Abstract Concrete waste as crushed concrete aggregates (CCA) in structural concrete prolongs the technical life of the reference concrete accomplishing closed loop recycling. CCA concrete reaches the reference concrete compressive strength and workability by the densification of CCA and cement paste. Our previous study demonstrates CCA densification by mechanical pre-processing, aggregate quality improvements discerned by increased packing density giving reference concrete strength and workability. This study addresses paste densification with blast furnace slag (GGBS) to replace 30 (wt.%) of Portland cement at reference concrete w/b ratio 0.5 and a lower w/b 0.42. Two CCA replacements are investigated: fine aggregates, CCA50; overall aggregate replacement, CCA100. Compressive strength results show that both CCA50, CCA100 mixes achieve reference values at w/b 0.42, only CCA100 achieves reference value at w/b 0.5 as a climate-optimized concrete.
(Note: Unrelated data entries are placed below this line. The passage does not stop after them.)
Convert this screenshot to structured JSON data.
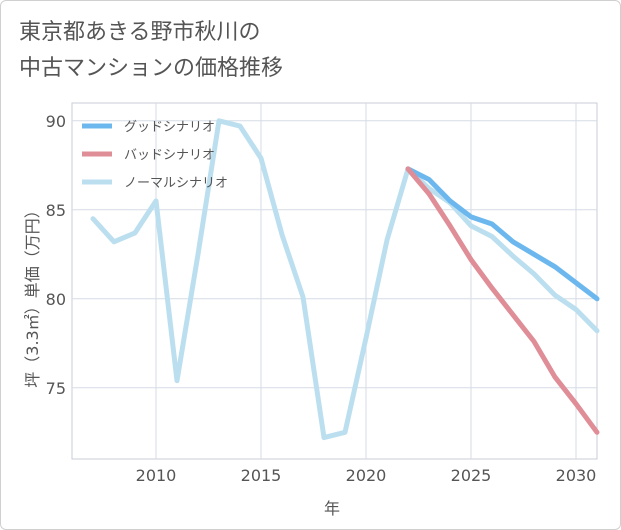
{
  "title_line1": "東京都あきる野市秋川の",
  "title_line2": "中古マンションの価格推移",
  "chart_data": {
    "type": "line",
    "title": "東京都あきる野市秋川の中古マンションの価格推移",
    "xlabel": "年",
    "ylabel": "坪（3.3㎡）単価（万円）",
    "xlim": [
      2006,
      2031
    ],
    "ylim": [
      71,
      91
    ],
    "x_ticks": [
      2010,
      2015,
      2020,
      2025,
      2030
    ],
    "y_ticks": [
      75,
      80,
      85,
      90
    ],
    "grid": true,
    "legend_position": "top-left",
    "series": [
      {
        "name": "グッドシナリオ",
        "color": "#6cb8ee",
        "x": [
          2022,
          2023,
          2024,
          2025,
          2026,
          2027,
          2028,
          2029,
          2030,
          2031
        ],
        "values": [
          87.3,
          86.7,
          85.5,
          84.6,
          84.2,
          83.2,
          82.5,
          81.8,
          80.9,
          80.0
        ]
      },
      {
        "name": "バッドシナリオ",
        "color": "#df8d96",
        "x": [
          2022,
          2023,
          2024,
          2025,
          2026,
          2027,
          2028,
          2029,
          2030,
          2031
        ],
        "values": [
          87.3,
          85.9,
          84.1,
          82.2,
          80.6,
          79.1,
          77.6,
          75.6,
          74.1,
          72.5
        ]
      },
      {
        "name": "ノーマルシナリオ",
        "color": "#bcdff0",
        "x": [
          2007,
          2008,
          2009,
          2010,
          2011,
          2012,
          2013,
          2014,
          2015,
          2016,
          2017,
          2018,
          2019,
          2020,
          2021,
          2022,
          2023,
          2024,
          2025,
          2026,
          2027,
          2028,
          2029,
          2030,
          2031
        ],
        "values": [
          84.5,
          83.2,
          83.7,
          85.5,
          75.4,
          82.5,
          90.0,
          89.7,
          87.9,
          83.6,
          80.1,
          72.2,
          72.5,
          77.8,
          83.3,
          87.3,
          86.2,
          85.4,
          84.1,
          83.5,
          82.4,
          81.4,
          80.2,
          79.4,
          78.2
        ]
      }
    ]
  }
}
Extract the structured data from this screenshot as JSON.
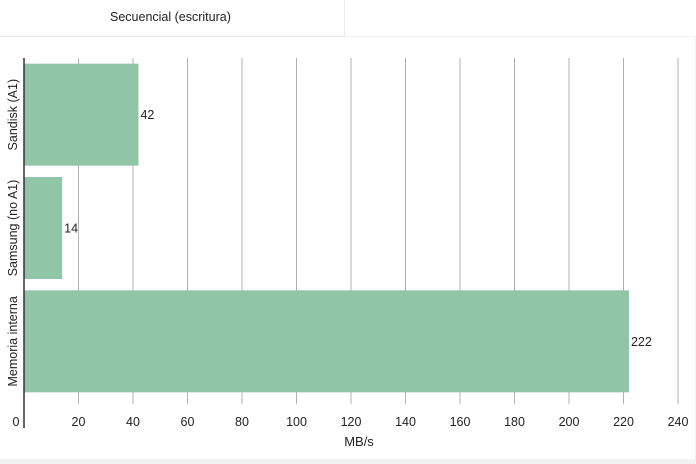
{
  "tab": {
    "label": "Secuencial (escritura)"
  },
  "colors": {
    "bar": "#90c5a8",
    "grid": "#9e9e9e",
    "axis": "#333333",
    "text": "#222222"
  },
  "chart_data": {
    "type": "bar",
    "orientation": "horizontal",
    "categories": [
      "Sandisk (A1)",
      "Samsung (no A1)",
      "Memoria interna"
    ],
    "values": [
      42,
      14,
      222
    ],
    "data_labels": [
      "42",
      "14",
      "222"
    ],
    "xlabel": "MB/s",
    "ylabel": "",
    "xlim": [
      0,
      240
    ],
    "ticks": [
      0,
      20,
      40,
      60,
      80,
      100,
      120,
      140,
      160,
      180,
      200,
      220,
      240
    ],
    "tick_labels": [
      "0",
      "20",
      "40",
      "60",
      "80",
      "100",
      "120",
      "140",
      "160",
      "180",
      "200",
      "220",
      "240"
    ],
    "grid": true
  }
}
The CCA50 mix-w/b 0.5 reaches reference strength when paste densification by GGBS is combined with CCA densification from mechanical pre-processing of aggregates. The 7-day strength of CCA100 with GGBS increases by 11% by mixing with pre-soaked GGBS. Statistical analysis of CCA100 strength results shows significant improvements with GGBS compared to mechanical pre-processing. Significant improvements are possible in CCA50 mix for a combination of mechanical pre-processed aggregates and GGBS replacement.